Child-of-the-Emperor said:


> _Talon of Horus_ and _Path of the Archon_ are both looking great. I haven't anticipated a BL novel more than _Talon of Horus_ in a long, long time.


For the record, that's not the final cover. It's the right artwork, though.

It'll almost definitely be _The Talon of Horus_. 

Not _Abaddon: Talon of Horus_.


----------



## Child-of-the-Emperor (Feb 22, 2009)

Dead.Blue.Clown said:


> For the record, that's not the final cover. It's the right artwork, though.
> 
> It'll almost definitely be _The Talon of Horus_.
> 
> Not _Abaddon: Talon of Horus_.


Good shout.


----------



## March of Time (Dec 4, 2009)

Amazon has this down for release in December.


----------



## Mossy Toes (Jun 8, 2009)

Dead.Blue.Clown said:


> For the record, that's not the final cover.

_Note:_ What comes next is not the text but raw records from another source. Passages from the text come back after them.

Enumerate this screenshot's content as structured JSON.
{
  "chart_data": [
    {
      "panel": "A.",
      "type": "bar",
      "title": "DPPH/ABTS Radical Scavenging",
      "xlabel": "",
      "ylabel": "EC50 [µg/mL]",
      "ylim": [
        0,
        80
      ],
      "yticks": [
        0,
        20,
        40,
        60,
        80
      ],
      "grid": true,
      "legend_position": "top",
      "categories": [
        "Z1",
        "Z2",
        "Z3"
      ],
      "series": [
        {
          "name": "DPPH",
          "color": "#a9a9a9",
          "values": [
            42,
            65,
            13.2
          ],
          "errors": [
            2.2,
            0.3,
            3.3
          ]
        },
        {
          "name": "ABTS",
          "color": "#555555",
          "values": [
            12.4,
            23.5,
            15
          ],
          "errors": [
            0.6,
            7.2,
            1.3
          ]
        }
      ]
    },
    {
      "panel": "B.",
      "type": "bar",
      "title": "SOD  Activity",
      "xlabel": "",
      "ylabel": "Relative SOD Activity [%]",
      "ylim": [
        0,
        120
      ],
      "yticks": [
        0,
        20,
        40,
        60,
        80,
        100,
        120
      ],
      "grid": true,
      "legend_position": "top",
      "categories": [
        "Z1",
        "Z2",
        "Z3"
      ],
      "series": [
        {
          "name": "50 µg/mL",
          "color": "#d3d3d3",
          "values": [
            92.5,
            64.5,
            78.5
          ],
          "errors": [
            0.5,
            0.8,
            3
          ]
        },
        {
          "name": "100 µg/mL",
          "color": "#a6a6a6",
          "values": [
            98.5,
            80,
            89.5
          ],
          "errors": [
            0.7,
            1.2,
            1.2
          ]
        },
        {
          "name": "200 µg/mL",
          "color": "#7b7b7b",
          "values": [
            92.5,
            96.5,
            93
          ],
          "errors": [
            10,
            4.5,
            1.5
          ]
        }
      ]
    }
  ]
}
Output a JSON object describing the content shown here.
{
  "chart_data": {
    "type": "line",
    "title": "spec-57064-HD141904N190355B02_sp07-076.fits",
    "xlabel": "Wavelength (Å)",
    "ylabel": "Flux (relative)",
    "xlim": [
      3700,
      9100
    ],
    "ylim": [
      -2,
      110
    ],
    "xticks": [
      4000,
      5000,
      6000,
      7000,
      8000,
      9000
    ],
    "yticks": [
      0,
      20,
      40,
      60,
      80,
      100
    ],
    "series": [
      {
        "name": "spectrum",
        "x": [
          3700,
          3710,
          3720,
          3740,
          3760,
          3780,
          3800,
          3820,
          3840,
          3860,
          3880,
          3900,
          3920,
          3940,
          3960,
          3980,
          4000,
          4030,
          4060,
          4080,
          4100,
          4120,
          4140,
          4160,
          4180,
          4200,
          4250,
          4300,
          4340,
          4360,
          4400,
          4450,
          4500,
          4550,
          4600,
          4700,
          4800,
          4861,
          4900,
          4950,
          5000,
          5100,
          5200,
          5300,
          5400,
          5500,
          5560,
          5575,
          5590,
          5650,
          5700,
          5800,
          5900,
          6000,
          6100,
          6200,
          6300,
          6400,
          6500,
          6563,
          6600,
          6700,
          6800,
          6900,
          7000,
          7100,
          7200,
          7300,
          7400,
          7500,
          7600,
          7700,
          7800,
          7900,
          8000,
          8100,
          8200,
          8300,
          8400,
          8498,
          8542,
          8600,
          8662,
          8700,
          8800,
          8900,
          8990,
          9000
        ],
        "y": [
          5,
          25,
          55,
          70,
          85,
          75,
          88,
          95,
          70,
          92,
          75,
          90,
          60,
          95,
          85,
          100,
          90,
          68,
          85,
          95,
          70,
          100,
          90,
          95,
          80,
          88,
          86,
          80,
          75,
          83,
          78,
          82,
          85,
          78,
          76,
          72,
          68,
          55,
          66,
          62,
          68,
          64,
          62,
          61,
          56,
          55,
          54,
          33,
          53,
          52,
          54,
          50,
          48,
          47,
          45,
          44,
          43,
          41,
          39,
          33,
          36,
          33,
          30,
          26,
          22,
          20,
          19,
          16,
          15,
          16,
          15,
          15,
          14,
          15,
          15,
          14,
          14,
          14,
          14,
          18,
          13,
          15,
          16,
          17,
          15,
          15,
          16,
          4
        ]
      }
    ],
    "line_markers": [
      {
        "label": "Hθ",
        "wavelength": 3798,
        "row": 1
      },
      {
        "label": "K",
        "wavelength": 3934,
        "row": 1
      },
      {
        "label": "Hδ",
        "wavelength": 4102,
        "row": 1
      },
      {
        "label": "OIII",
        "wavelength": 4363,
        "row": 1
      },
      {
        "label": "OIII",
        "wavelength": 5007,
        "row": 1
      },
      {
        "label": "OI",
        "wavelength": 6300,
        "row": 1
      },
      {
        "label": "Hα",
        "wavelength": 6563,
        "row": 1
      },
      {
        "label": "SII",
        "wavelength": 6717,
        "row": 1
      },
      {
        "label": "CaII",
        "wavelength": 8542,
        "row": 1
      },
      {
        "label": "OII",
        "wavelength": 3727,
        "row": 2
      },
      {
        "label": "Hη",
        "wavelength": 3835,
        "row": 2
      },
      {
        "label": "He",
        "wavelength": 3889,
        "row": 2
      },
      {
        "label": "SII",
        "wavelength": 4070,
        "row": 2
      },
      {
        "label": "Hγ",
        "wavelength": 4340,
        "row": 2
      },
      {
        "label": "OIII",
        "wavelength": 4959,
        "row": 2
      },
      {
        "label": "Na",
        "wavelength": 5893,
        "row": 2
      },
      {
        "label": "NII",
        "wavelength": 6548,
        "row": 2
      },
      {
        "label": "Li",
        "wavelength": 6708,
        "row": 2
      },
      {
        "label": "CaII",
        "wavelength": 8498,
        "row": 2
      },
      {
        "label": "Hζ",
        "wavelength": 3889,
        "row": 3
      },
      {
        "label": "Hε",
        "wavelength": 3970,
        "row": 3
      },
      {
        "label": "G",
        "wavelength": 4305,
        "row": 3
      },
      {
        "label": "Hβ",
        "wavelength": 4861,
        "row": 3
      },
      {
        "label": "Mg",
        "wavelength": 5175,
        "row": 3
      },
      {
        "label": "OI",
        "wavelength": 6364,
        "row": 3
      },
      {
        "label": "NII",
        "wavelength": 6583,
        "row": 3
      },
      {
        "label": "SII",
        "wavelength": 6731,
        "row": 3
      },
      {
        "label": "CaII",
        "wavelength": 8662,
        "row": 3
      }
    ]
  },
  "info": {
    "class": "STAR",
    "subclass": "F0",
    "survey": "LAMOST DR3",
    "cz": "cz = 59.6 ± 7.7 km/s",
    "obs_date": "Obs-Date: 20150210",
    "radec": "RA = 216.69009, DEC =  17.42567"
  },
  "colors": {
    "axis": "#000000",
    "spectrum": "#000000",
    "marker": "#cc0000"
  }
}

It's the right artwork, though.
> 
> It'll almost definitely be _The Talon of Horus_.
> 
> Not _Abaddon: Talon of Horus_.


After that one post on your blog, I'm still hoping the series name will be The Warmaster Chronicles, or whatever it was.


----------



## Brother Lucian (Apr 22, 2011)

Some epic covers, been wondering whats comming next as Black Library havent updated their comming soon page for ages.


----------



## Jacobite (Jan 26, 2007)

Anybody else think that the artist who did Path of the Archeon used Hugo Weaving as a model for it? I see Elrond in his bondage getup!


----------